An early map of Tashkent from 1865, showing the walls and gates

History and architecture[edit]

The gates formed a part of the city fortifications, which had been constructed around the new settlement on the banks of the Bozsuv canal (the canal starts from the right shore of Chirchik river) at the intersection of caravan roads from Tien Shan Mountains. The number of gates varied over time. Fifteenth-century sources mention that the gates were named after local tribes, as each tribe was put in charge to guard a specific gate.

In the mid-19th century the city wall was rebuilt by the Kokand governor (bekliyarbek). There were twelve gates: Labzak, Takhtapul, Karasaray, Sagban, Chagatay, Kukcha, Samarkand, Kamalan, Beshagach, Koymas, Kokand and Kashgar. Some of the gates were named after the cities they led to (e.g. Samarkand darvaza means Samarkand gate, as it was located at the beginning of the road to Samarkand). Other gates were given the names of the main streets inside the city (e.g., Chagatay darvaza). The gates were made of spruce wood and framed with artistically wrought iron. Each gate had a gatehouse for a tax-collector (zakatchi) and security guard (darvazabon). The gates were open from daybreak till sunset. At nighttime the gates were locked and guarded by darvazabons.

In June 1865 Russian troops successfully stormed Tashkent. General Mikhail Grigorevich Cherniaev had only 3,000 men under his command against a city with a 25-kilometer-long wall, 12 gates and 30,000 defenders. The Russians captured the city after two days of fighting and the loss of only 25 dead. The local nobility and inhabitants of Tashkent felt little loyalty towards the authority of the Kokand khanate, therefore they preferred to surrender the town to Russians.

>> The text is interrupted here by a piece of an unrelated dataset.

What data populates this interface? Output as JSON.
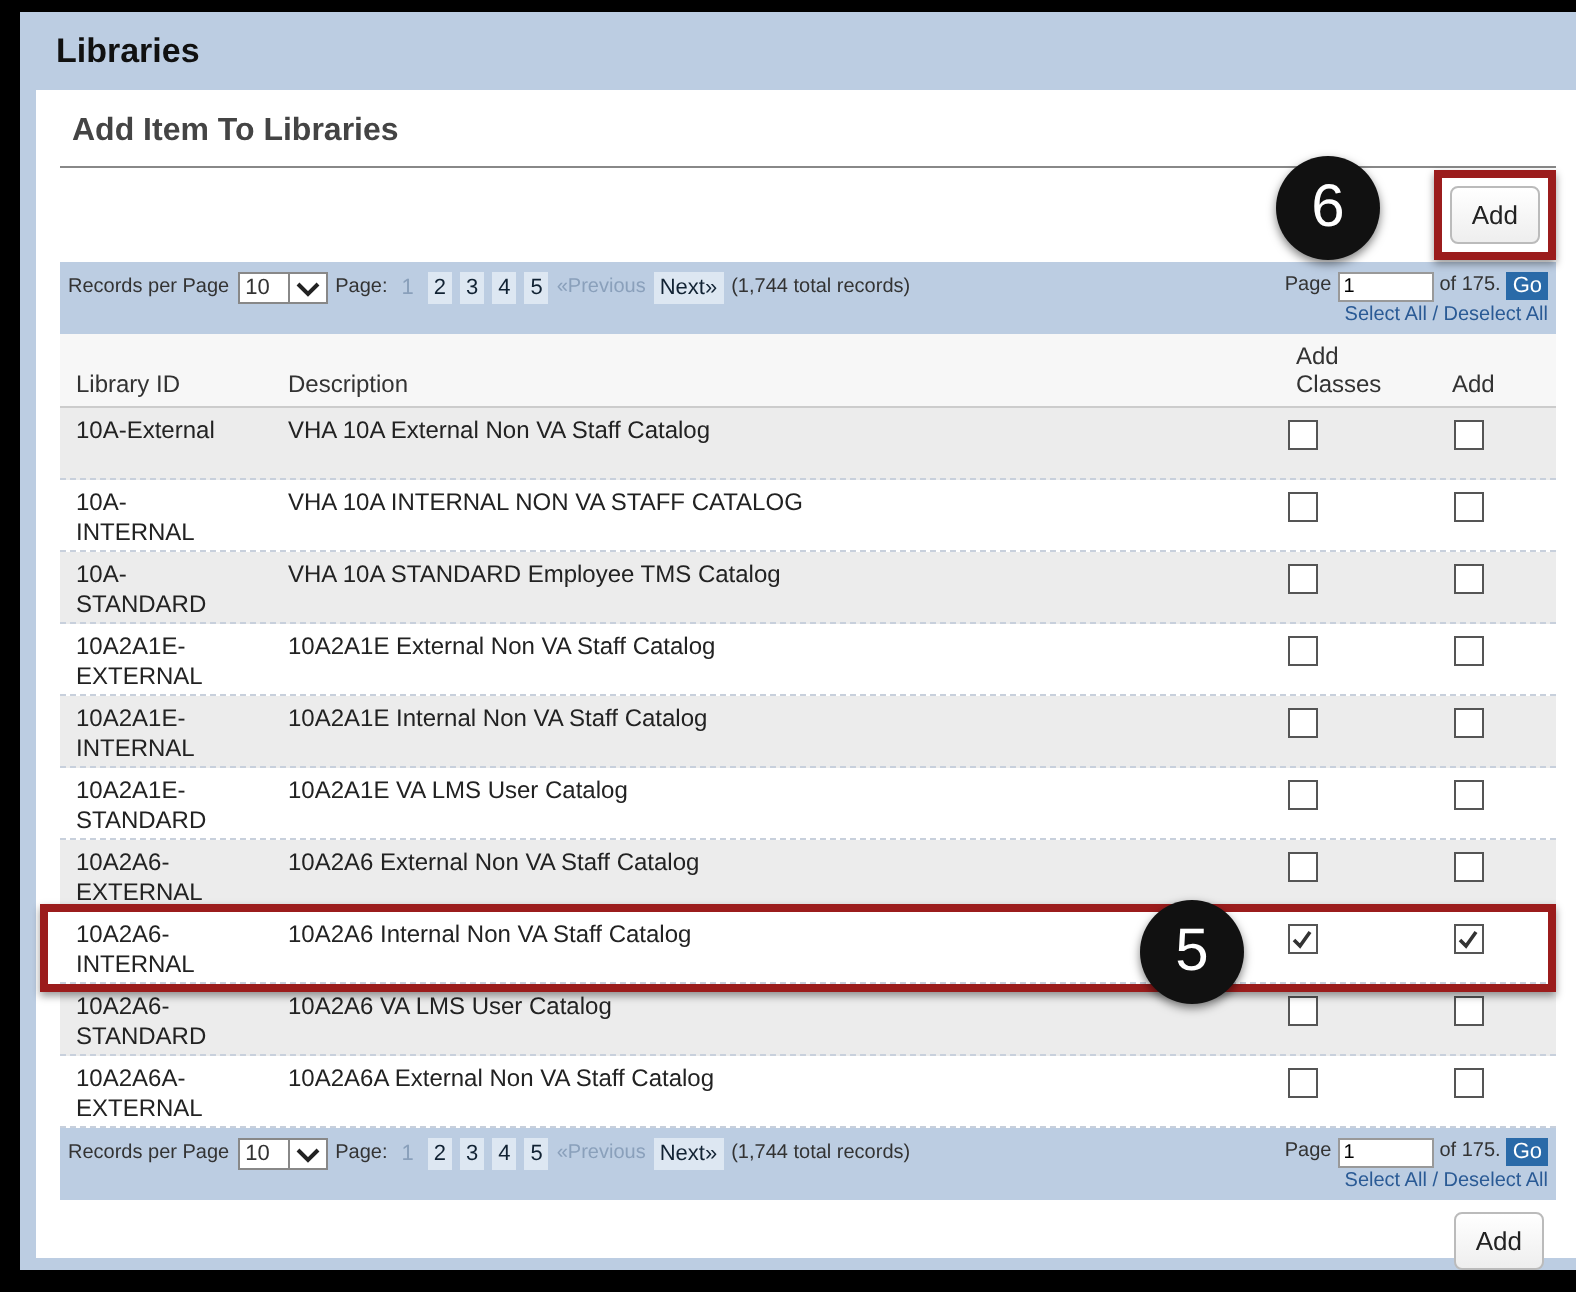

The Story of the Twelve Keys[edit]

On June 30, 1865 the representatives of the Tashkent nobility brought 12 gold keys from the gates of Tashkent to the Russian camp near Chimgan, a military village in the hills about 56 miles to the northeast of Tashkent. It was a sign of recognition of the victory of the Russian army.

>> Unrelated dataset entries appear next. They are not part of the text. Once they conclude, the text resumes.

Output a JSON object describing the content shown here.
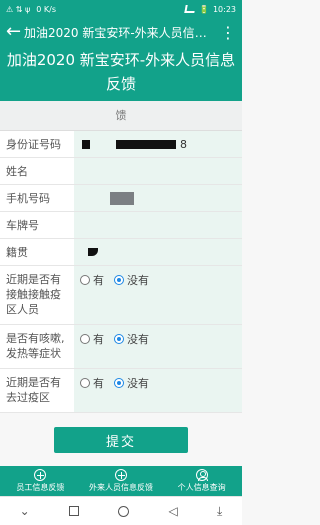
{
  "status": {
    "left_text": "⚠ ⇅ ψ",
    "speed": "0 K/s",
    "battery": "🔋",
    "time": "10:23"
  },
  "appbar": {
    "back": "←",
    "title": "加油2020 新宝安环-外来人员信息...",
    "more": "⋮"
  },
  "banner": {
    "title": "加油2020 新宝安环-外来人员信息反馈"
  },
  "subheader": {
    "text": "馈"
  },
  "form": {
    "id_label": "身份证号码",
    "id_suffix": "8",
    "name_label": "姓名",
    "phone_label": "手机号码",
    "plate_label": "车牌号",
    "origin_label": "籍贯",
    "q1_label": "近期是否有接触接触疫区人员",
    "q2_label": "是否有咳嗽,发热等症状",
    "q3_label": "近期是否有去过疫区",
    "opt_yes": "有",
    "opt_no": "没有"
  },
  "submit": {
    "label": "提交"
  },
  "tabs": [
    {
      "label": "员工信息反馈",
      "icon": "plus-icon"
    },
    {
      "label": "外来人员信息反馈",
      "icon": "plus-icon"
    },
    {
      "label": "个人信息查询",
      "icon": "person-icon"
    }
  ],
  "sysnav": {
    "down": "⌄",
    "square": "",
    "circle": "",
    "back": "◁",
    "extra": "⤓"
  },
  "colors": {
    "primary": "#12a28a",
    "radio_selected": "#1e88e5"
  }
}
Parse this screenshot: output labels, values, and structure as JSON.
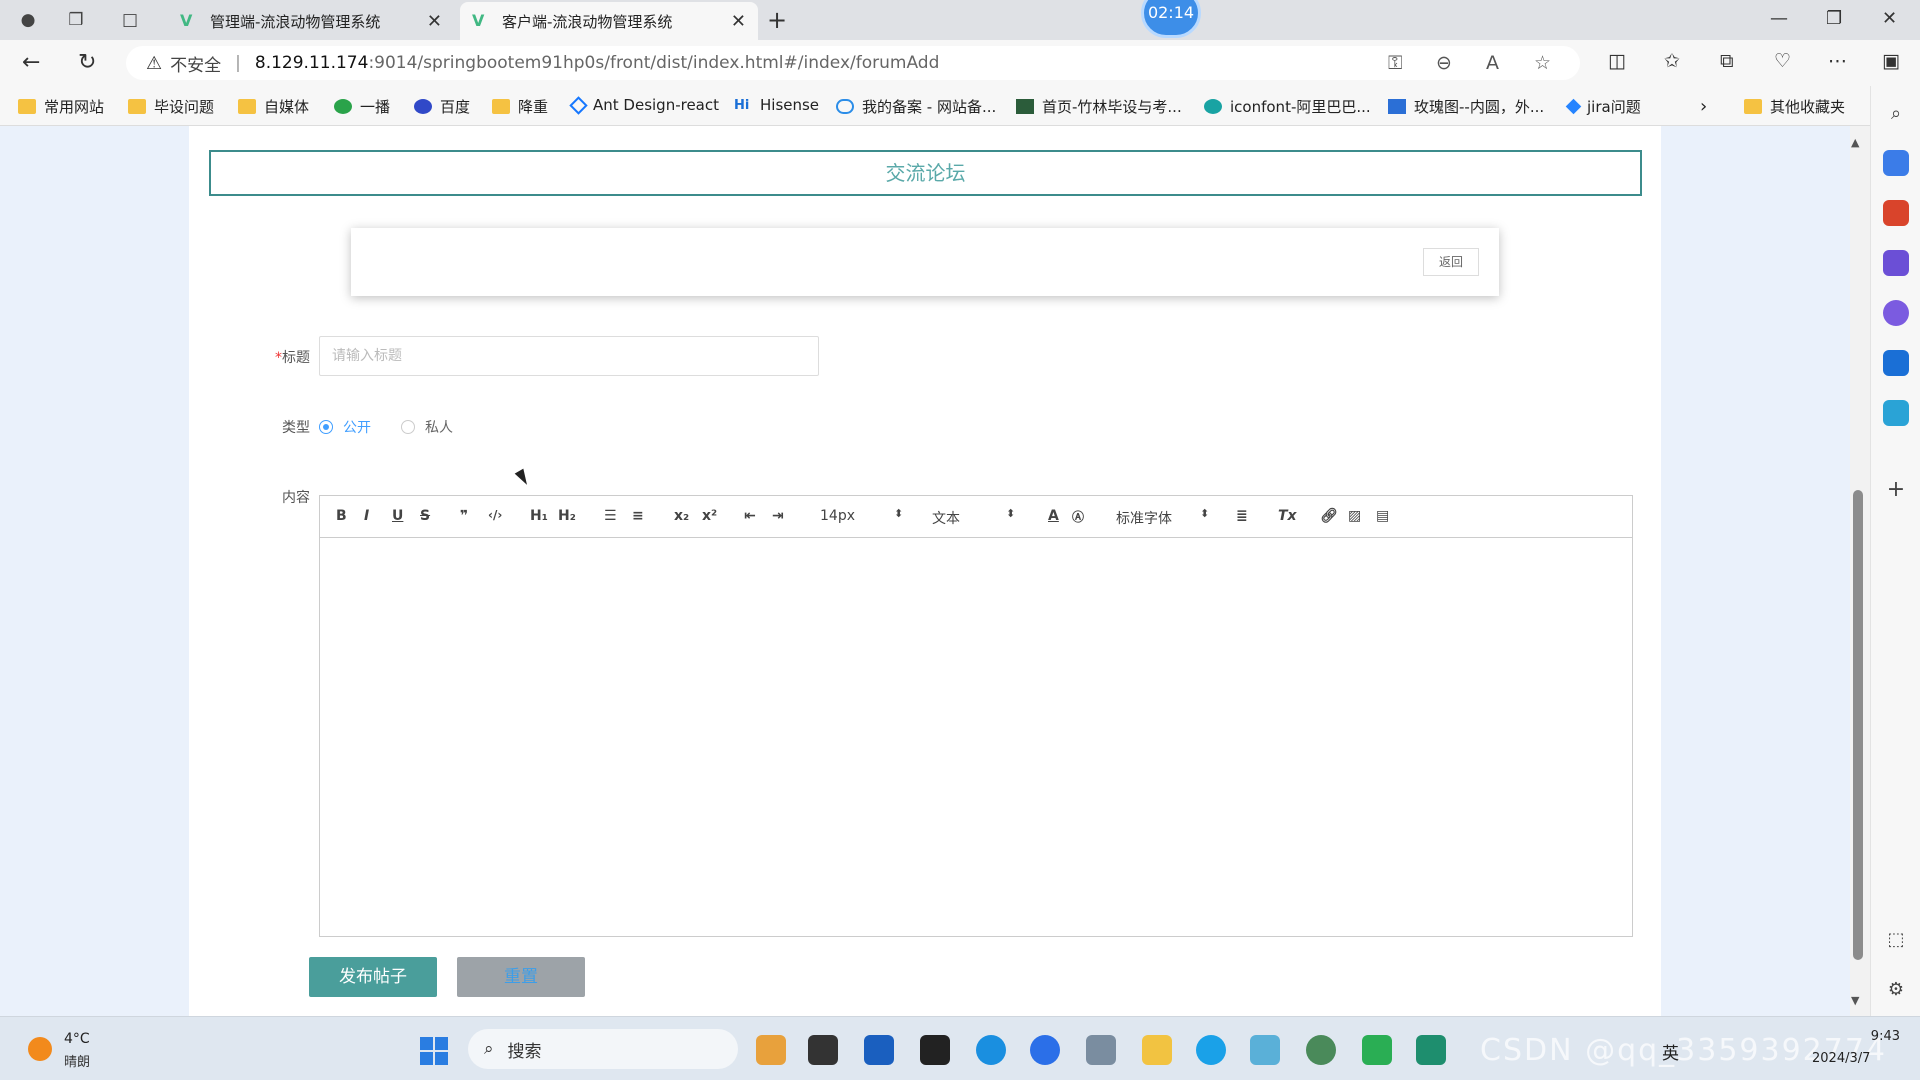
{
  "browser": {
    "tabs": [
      {
        "title": "管理端-流浪动物管理系统",
        "active": false
      },
      {
        "title": "客户端-流浪动物管理系统",
        "active": true
      }
    ],
    "clock": "02:14",
    "security_label": "不安全",
    "url_host": "8.129.11.174",
    "url_path": ":9014/springbootem91hp0s/front/dist/index.html#/index/forumAdd",
    "bookmarks": [
      "常用网站",
      "毕设问题",
      "自媒体",
      "一播",
      "百度",
      "降重",
      "Ant Design-react",
      "Hisense",
      "我的备案 - 网站备...",
      "首页-竹林毕设与考...",
      "iconfont-阿里巴巴...",
      "玫瑰图--内圆，外...",
      "jira问题",
      "其他收藏夹"
    ]
  },
  "page": {
    "banner_title": "交流论坛",
    "back_label": "返回",
    "form": {
      "title_label": "标题",
      "title_placeholder": "请输入标题",
      "type_label": "类型",
      "type_options": [
        "公开",
        "私人"
      ],
      "type_selected": "公开",
      "content_label": "内容"
    },
    "editor": {
      "font_size": "14px",
      "block_format": "文本",
      "font_family": "标准字体"
    },
    "buttons": {
      "publish": "发布帖子",
      "reset": "重置"
    }
  },
  "taskbar": {
    "temperature": "4°C",
    "weather": "晴朗",
    "search_label": "搜索",
    "ime": "英",
    "time": "9:43",
    "date": "2024/3/7",
    "watermark": "CSDN @qq_3359392774"
  },
  "colors": {
    "banner_border": "#3c8c8c",
    "publish_bg": "#4a9e9b",
    "radio_active": "#409eff",
    "page_bg": "#eaf1fb"
  }
}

After 1867 the army camp at Chimgan became an acclimatization station for military newcomers from Russia. During the Soviet period it was rebuilt to adapt its premises for use as a summer camp for children (now a recreation camp where campers still live at former military casernes). The surrounding area is still referred to as the "Twelve-Keys".

The keys were delivered to Saint Petersburg, where they were kept at the Suvorov Military Museum. In 1933 they were returned to Tashkent. One can see one of the keys at the History Museum. Others are stored at the National Bank. Each of the keys has an inscription engraved with the name of a particular gate and the date when a key was made.

Note: Inasmuch the gates of Tashkent didn't survive, the pictures of other ancient gates of Uzbekistan were used for illustration of this article.